Call Him Art. Even in the occasional televised debates that do occur presumably occasions on which issues can be explored in depth while voters view the candidates side by side the TV advisers exercise control. Robert Squier, now helping shape the reelection bid of Senator Edmund Muskie of Maine, said in an interview that "there are too many uncontrolled appearances" to permit the successful packaging of a misleading image. However, in the course of advising Howard Samuels, Squier said in a memo to Samuels' campaign manager: "Howard seems to have learned the basic rule of televised debates: it is a game and not a place to paper the rhetoric of your campaign . . . please remind him of it often." He also advised Samuels, when confronting the dignified Goldberg, to "call him Art. It will blow his mind." Art's mind is intact; Samuels limited himself to a friendly "Arthur."
Some political figures have totally mastered the approach to a TV newsman's question. Herman Badillo, a congressional candidate in New York, usually comes to news conferences, says an aide, with "his answers arranged to last exactly 30 seconds, so they could go right on the news without being cut." Robert Kennedy, while he was campaigning for the presidential nomination in 1968, fed more than answers to television. He traveled with his own film crew and delivered finished news clips to small stations that did not do their own reporting. Much of the film went on the air untouched.
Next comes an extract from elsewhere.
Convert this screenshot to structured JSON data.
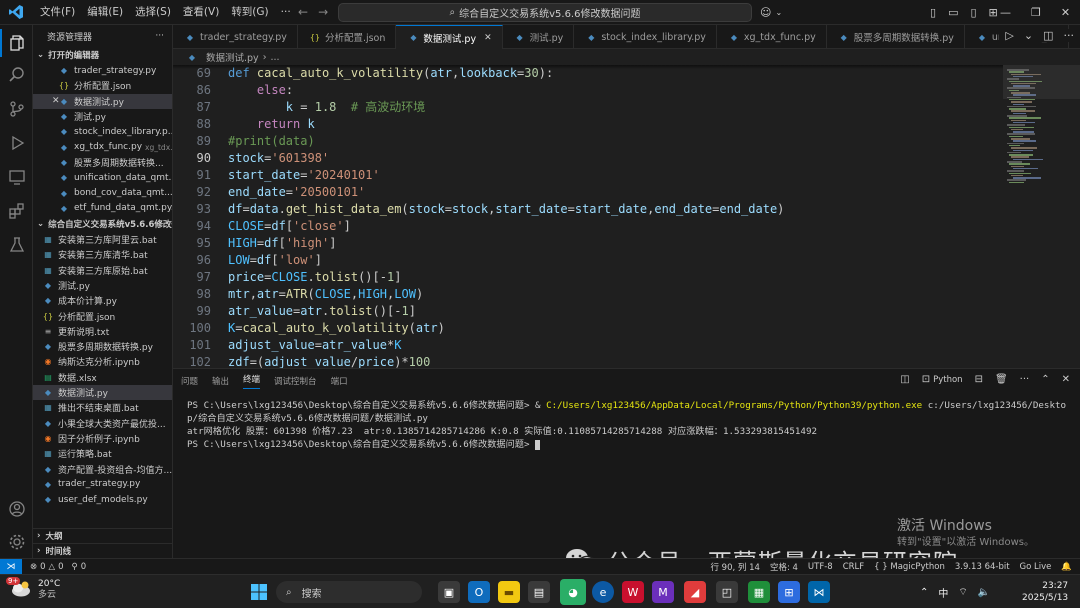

Negative Reactions. Occasionally. TV can backfire. There are signs that candidates and voters sometimes react negatively, if not to the contrivances of television news, at least to those of paid political commercials. In both Michigan and Ohio, the Senate candidates have made unprecedented agreements to spend only what the bill now before Congress would allow them. Last week Florida voters put Lawton Chiles into the runoff for the Democratic senatorial primary. Fred Schultz finished third in a field of five. Schultz is a millionaire who spent $500,000 on his campaign, most of it on television. Chiles spent mainly energy, walking 1,003 miles throughout the state to dramatize his inability to buy television time.
Possible Reforms. For candidates like Rockefeller and Schultz, money buys a good deal more than telecasts. TV advisers are only one kind of expensive experts being used. There are also computer experts, pollsters, advertising men, even accountants to keep track of the disarray of campaign spending.